One more statistic to show the implausibility of this dream and then I shall endeavour to make some suggestions. The proposed five million homes are more than all the ‘pucca’ homes in the cities of Karachi and Lahore. So the PTI is promising to build in five years more houses than exist in Lahore and Karachi. I am tempted to say that the PTI wants to build more houses in the next five years than have been built in the 70 years since independence. But the fact is that there are houses in Lahore that were built during Ranjeet Singh’s time and homes in Karachi include Wazir Mansion, the birthplace of our Quaid.
This reality check aside, the fundamental idea of PM Khan to enable the private sector to build affordable homes is a great idea and something that can fulfil a great need as well as boost the economy. So let us look at what is it that prevents more affordable homes to be built. I think the primary hindrance is the non-availability of affordable land near people’s workplaces. Add to that the complexity of finding land with proper documentation. And of course our anti-growth zoning laws and the red tape and harassment involved in getting building permits also add hugely to the cost. And finally, getting water, electricity, gas and sewerage connection is no easy feat in Pakistan.
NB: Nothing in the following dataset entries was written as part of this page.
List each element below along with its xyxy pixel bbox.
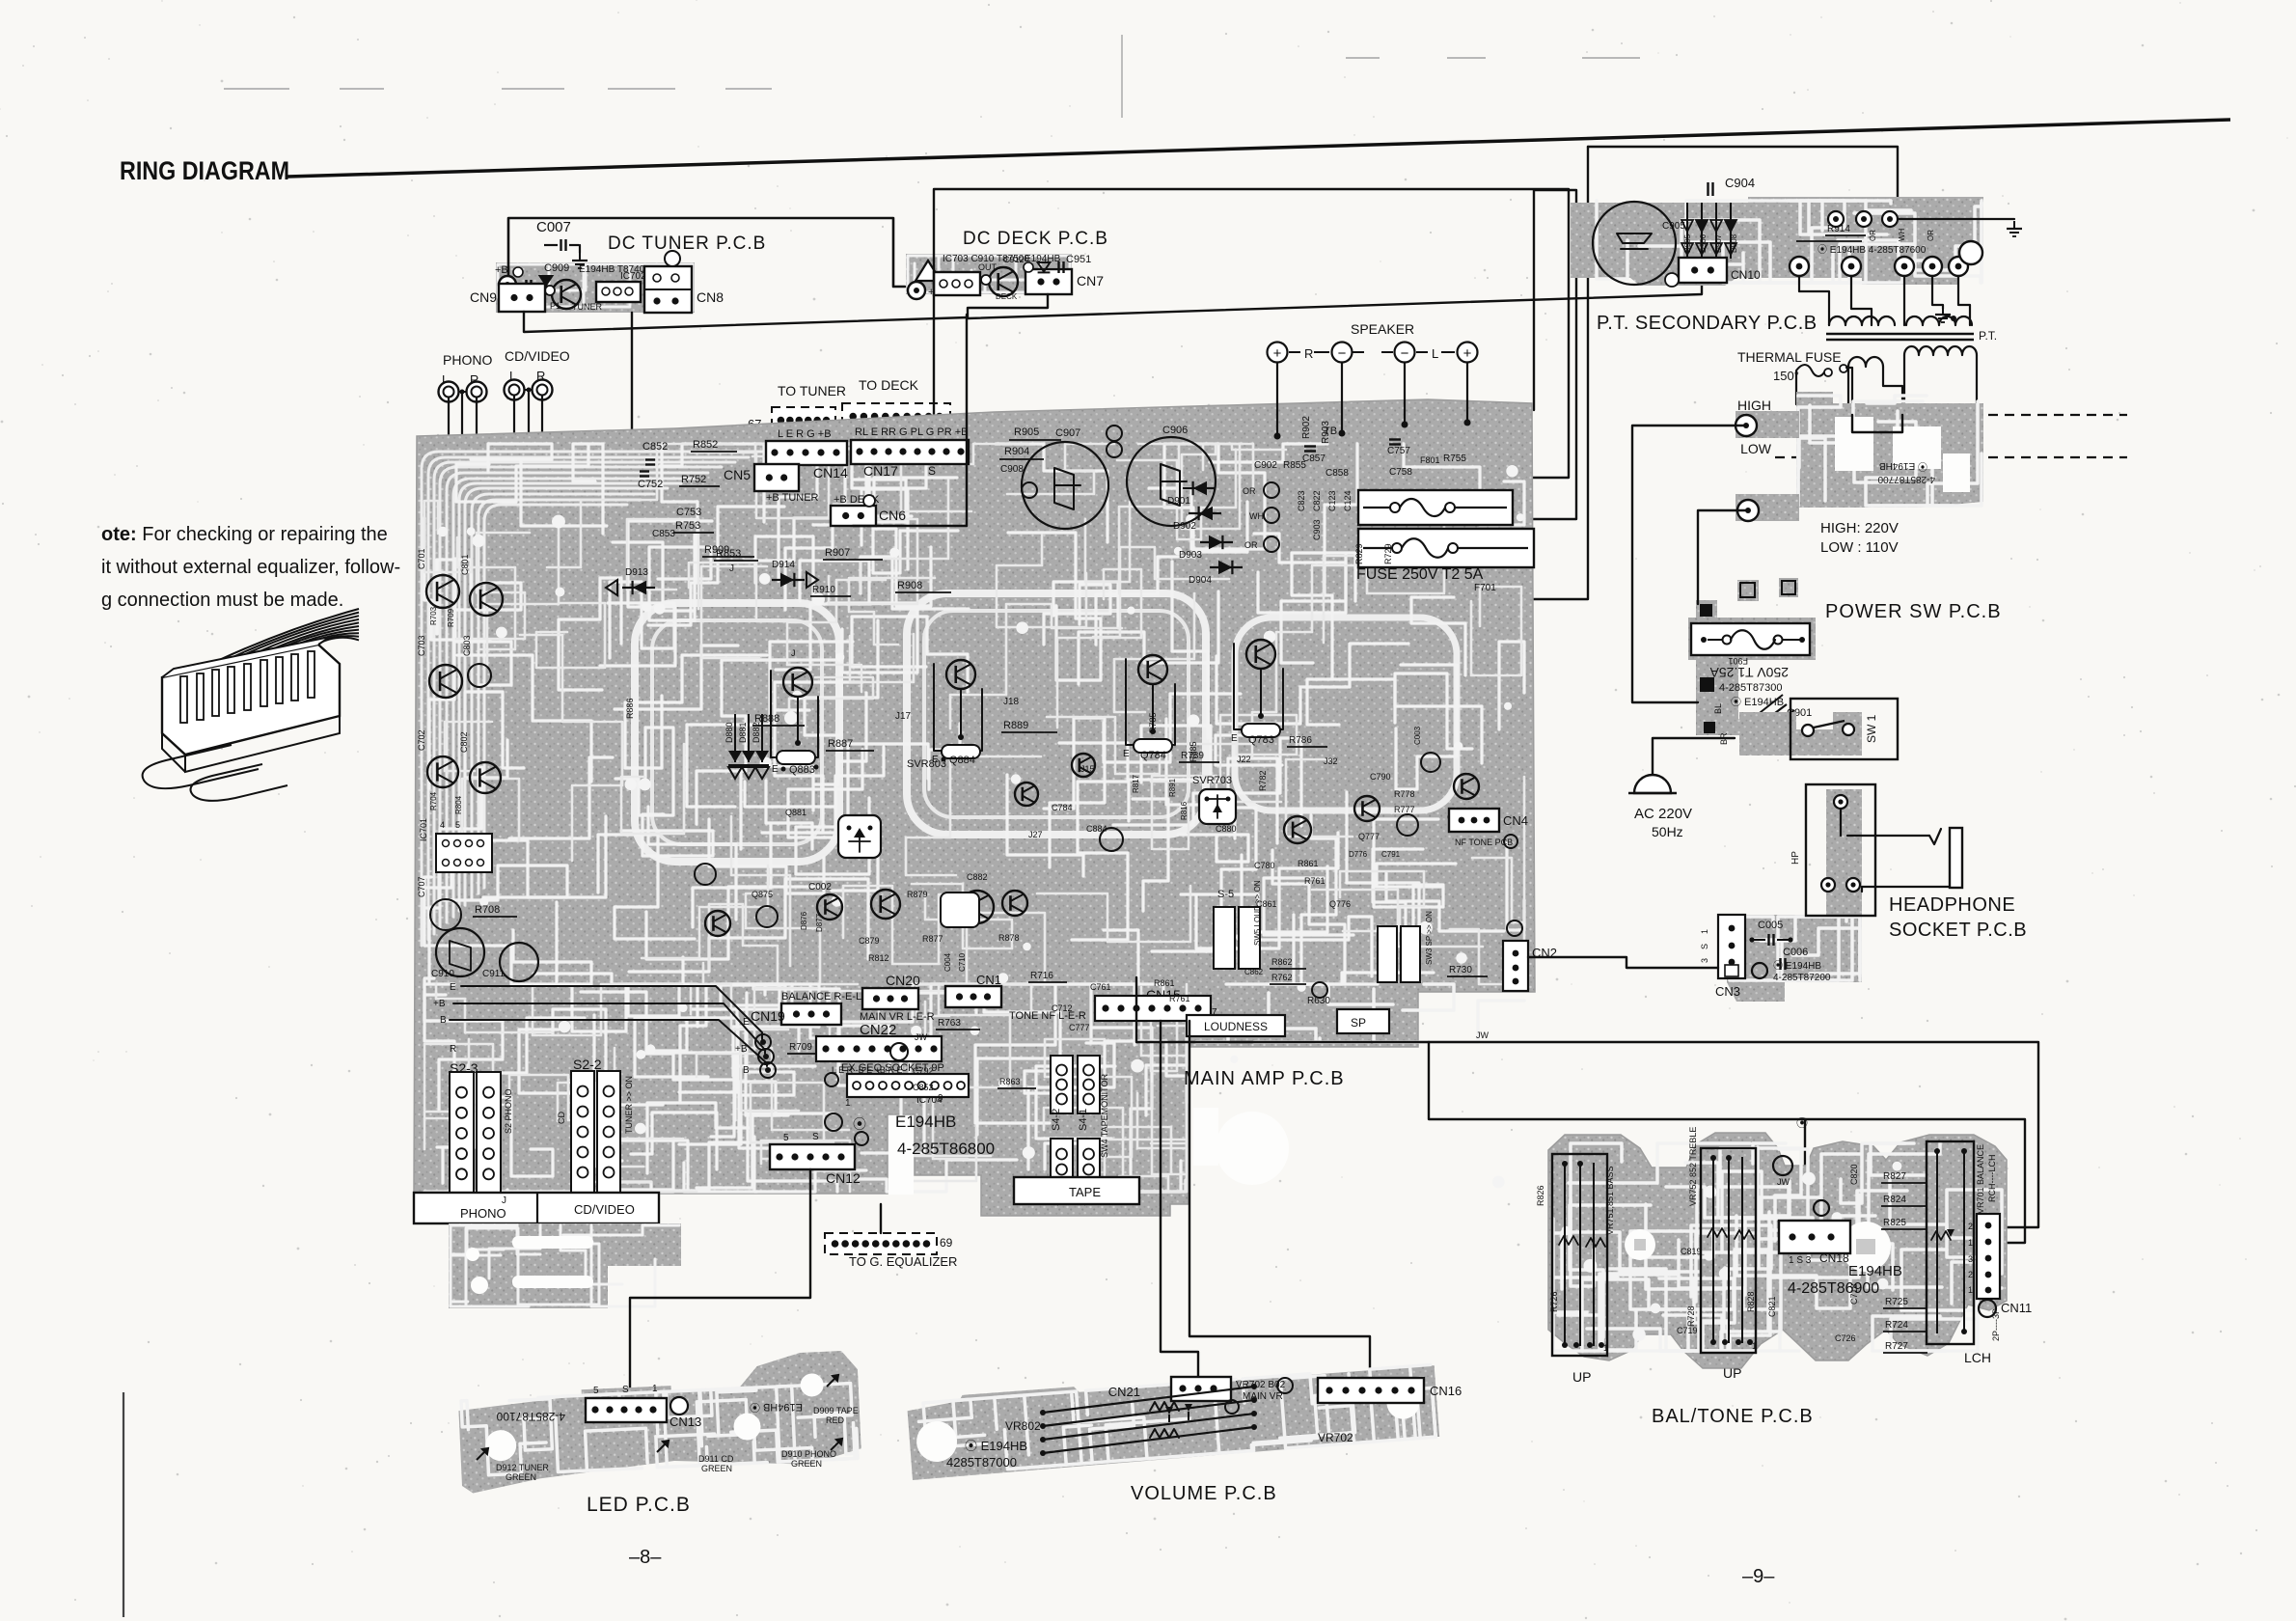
svg-text:SP: SP (1351, 1016, 1366, 1030)
svg-text:D881: D881 (738, 722, 748, 743)
svg-text:PHONO: PHONO (443, 352, 492, 368)
note text block (101, 524, 400, 611)
svg-text:C852: C852 (913, 1083, 934, 1092)
svg-text:HEADPHONE: HEADPHONE (1889, 894, 2015, 916)
svg-text:E194HB: E194HB (895, 1113, 956, 1131)
svg-text:D880: D880 (724, 722, 734, 743)
svg-text:C777: C777 (1069, 1023, 1090, 1032)
svg-text:–8–: –8– (629, 1547, 662, 1568)
svg-text:CN12: CN12 (826, 1170, 861, 1186)
svg-text:LOUDNESS: LOUDNESS (1204, 1020, 1268, 1033)
svg-text:OR: OR (1869, 230, 1877, 241)
S-5 boxes (1214, 907, 1235, 969)
switch SW1 (1739, 699, 1898, 759)
svg-text:D912 TUNER: D912 TUNER (496, 1463, 549, 1472)
svg-text:50Hz: 50Hz (1652, 824, 1683, 839)
svg-text:B: B (440, 1015, 447, 1026)
svg-text:POWER SW P.C.B: POWER SW P.C.B (1825, 601, 2002, 622)
svg-text:AC 220V: AC 220V (1634, 806, 1692, 822)
volume pot rails (1005, 1384, 1353, 1456)
svg-text:R786: R786 (1289, 735, 1312, 746)
svg-text:+B: +B (495, 264, 508, 276)
svg-text:1: 1 (1968, 1285, 1973, 1295)
svg-text:C124: C124 (1343, 490, 1353, 511)
capacitor C910 C911 (431, 928, 538, 1026)
svg-text:S2-2: S2-2 (573, 1057, 602, 1072)
svg-text:E194HB: E194HB (1025, 254, 1061, 264)
connector CN6 (831, 494, 906, 526)
svg-text:D905: D905 (1683, 234, 1692, 253)
svg-text:4-285T86900: 4-285T86900 (1788, 1280, 1879, 1297)
wire voltage selector to fuse (1632, 426, 1746, 702)
svg-text:S: S (1700, 944, 1709, 949)
svg-text:GREEN: GREEN (506, 1472, 536, 1482)
svg-text:+B: +B (433, 999, 446, 1009)
wire loop DC tuner (508, 218, 905, 287)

All told our laws, regulations, historic legacy about land-holding, bureaucratic inertia and venality and inadequate utility infrastructure all contribute to the lack of affordable housing. Given our federalist government structure, almost all of these are the responsibilities of the provinces. The governing structure in Sindh and Balochistan are especially a challenge. It is not clear to me how a PTI federal government fixes these issues while respecting provincial autonomy.
The government is keen to give free land to developers for affordable housing. But governments don’t own much land near city centres and faraway homes are not practical for many low-income people.
In view of all this, one of the best things the federal government can do is to work with provinces and – where possible – give titles to residents of katchi abadis. Once people have title to the land, they will over time build decent houses for themselves.
The second major step, something the PML-N government had started doing in Punjab, is to make land use laws and regulations rational and people friendly. Dr Nadeem ul Haque, the former deputy chairman of the planning commission, has been arguing for years that allowing tall buildings everywhere in the city will allow not only result in cheaper residences but will also give a huge boost to the economy.
To incentivise builders to build homes by giving them free land and forcing banks through the State Bank of Pakistan to lend to new affordable homes will create the mother of all bad debts. This is a pitfall the government must avoid. Working slowly to improve laws and regulations, something which doesn’t attract much publicity on the media, is probably the way to go about when bringing homes in the reach of more low-income citizens.
The writer has served as federal minister for finance, revenue and economic affairs.